# 2 Boats, 2 Paddles on Cascade Slot



## D_Althage (Aug 22, 2013)

Had 2 bad swims at Cascade Slot… Long story short, we had no business being there and barely made it out.

Had to leave a blue/white Large Shiva pinned just below the last drop, and a green Nomad 8.1 somewhere down below, or potentially still getting worked in one of those drops. 

Also lost 2 197 Carbon Powerhouses w/ five ten stickers covering the Werner logo.

To kick it all off, because we're jackasses, the nomad only has the previous owner's contact info, and the Shiva has no contact info on it, save a Golden River Sports sticker.

If you happen to see it anywhere or if anyone finds it, please call us at three zero one 910 9739 or eight oh four 640 4686.

Lots of reward to the lucky finder, thanks!


----------



## TonyM (Apr 17, 2006)

Not a fun place to be out of your boat. Not a lot of places to climb out, did you have to swim out?


----------



## D_Althage (Aug 22, 2013)

We both had to. We were feeling solid. Both styled the second drop (or first big one) but the pool before had turned into a huge boiling whirlpool. That was not visible from the scout. After be recirced into back into the curtain time and time again, I swam, went hypothermic extremely fast and unconscious. I don't remember by I eventually got flushed out to the pool about the last drop. According to my accomplice, I simply bobbed up infront of him. He snatched me got me talking then we both swam the last drop. We got to shore and after a long struggle to gain my senses, we slowly walked out. My friend is a much larger guy and had proper dry pants, he got us to the car then we went home. I was okay for a while then the vomiting started to pick up again so he took me to the ER around 3:30 am. I just recently got discharged. It was pretty god damn terrifying. My friend saved my life.


Sent from my iPhone using Mountain Buzz


----------



## okieboater (Oct 19, 2004)

When a boater needs help, whomever is there does what is necessary to provide that help.

This giving aid to others is one of the things that the boating community can be very proud of. I have seen it happen time after time.

Reminds me of a mag article I just read. Words to the effect that a boater never knows when they will be required to throw a rescue rope or when to catch a rescue rope themselves.

Bottom line: Many thanks to those who step up as needed to help others.

Sure glad both of you got out to tell the story!


----------



## muffinman2233 (Sep 15, 2008)

Recovered the shiva today - if anyone sees the two paddles or the nomad please contact drew or I at the numbers listed above.

Thanks!


Sent from my iPhone using Mountain Buzz


----------



## gh (Oct 13, 2003)

Sounds like a rough day.

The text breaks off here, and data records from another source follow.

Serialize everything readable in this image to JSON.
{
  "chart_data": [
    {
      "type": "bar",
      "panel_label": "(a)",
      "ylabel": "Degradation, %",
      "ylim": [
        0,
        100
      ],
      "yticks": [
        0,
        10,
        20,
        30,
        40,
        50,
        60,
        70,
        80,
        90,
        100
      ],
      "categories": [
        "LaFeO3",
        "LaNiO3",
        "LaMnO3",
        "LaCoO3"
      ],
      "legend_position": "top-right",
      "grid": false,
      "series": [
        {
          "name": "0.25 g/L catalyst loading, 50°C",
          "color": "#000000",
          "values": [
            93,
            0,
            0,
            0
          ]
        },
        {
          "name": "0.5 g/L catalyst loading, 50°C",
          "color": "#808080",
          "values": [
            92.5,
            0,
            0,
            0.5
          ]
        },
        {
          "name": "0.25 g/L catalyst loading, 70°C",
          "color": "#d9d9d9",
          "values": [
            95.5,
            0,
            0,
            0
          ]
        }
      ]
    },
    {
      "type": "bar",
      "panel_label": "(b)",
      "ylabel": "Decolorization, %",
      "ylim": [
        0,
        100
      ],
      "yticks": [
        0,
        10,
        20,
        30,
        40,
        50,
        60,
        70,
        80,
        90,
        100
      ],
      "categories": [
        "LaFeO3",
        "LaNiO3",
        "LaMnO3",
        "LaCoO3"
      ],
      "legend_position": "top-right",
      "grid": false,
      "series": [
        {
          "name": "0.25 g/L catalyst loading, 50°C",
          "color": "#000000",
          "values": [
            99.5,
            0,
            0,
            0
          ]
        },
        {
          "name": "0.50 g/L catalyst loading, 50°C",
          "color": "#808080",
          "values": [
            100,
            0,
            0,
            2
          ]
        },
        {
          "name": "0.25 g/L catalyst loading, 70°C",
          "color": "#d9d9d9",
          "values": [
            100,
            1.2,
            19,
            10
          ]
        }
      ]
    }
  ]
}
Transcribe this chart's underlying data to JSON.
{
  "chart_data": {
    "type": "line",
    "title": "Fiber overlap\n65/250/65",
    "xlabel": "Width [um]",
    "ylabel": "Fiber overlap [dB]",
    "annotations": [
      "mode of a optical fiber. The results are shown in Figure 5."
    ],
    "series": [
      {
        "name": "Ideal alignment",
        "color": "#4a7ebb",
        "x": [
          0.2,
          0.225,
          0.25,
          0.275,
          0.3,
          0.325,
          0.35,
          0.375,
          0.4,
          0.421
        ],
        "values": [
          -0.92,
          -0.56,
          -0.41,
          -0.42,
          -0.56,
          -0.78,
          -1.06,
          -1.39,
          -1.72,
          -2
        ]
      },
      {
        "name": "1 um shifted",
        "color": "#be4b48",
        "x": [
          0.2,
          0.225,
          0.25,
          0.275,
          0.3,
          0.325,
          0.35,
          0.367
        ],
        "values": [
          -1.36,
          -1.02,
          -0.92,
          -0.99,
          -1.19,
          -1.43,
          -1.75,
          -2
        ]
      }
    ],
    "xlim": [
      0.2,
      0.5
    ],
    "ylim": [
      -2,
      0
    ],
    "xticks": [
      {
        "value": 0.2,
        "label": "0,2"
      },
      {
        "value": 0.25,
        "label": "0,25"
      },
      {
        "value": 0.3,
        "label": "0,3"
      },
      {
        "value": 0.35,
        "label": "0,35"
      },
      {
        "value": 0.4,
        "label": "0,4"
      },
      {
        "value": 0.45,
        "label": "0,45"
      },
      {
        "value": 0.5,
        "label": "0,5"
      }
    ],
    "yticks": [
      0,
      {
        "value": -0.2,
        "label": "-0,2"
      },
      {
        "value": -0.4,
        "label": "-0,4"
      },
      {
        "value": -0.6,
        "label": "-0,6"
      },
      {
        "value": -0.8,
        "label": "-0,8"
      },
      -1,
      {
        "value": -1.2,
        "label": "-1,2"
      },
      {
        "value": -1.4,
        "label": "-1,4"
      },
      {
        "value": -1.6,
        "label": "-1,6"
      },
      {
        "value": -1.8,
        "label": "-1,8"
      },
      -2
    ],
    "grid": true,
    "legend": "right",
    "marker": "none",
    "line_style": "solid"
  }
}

Heal up.


----------



## TonyM (Apr 17, 2006)

The hole at the base of the cauldron drop becomes a terrible recirculating hole, backed up by a carved out wall at high water, you're not the 1st to underestimate it. Glad you're both ok.


----------



## muffinman2233 (Sep 15, 2008)

Update! Thanks to the keen eyes of some hikers and the San Juan count sheriffs office, the nomad and one of the paddles were reported flushed out of the slot.

Because of how muddy the take out was, I wasn't able to get the nomad out, so it's still down by the take out, but high enough where it can sit until d_althage can get it. 

Still only missing the one paddle, big reward if anybody finds it


Sent from my iPhone using Mountain Buzz


----------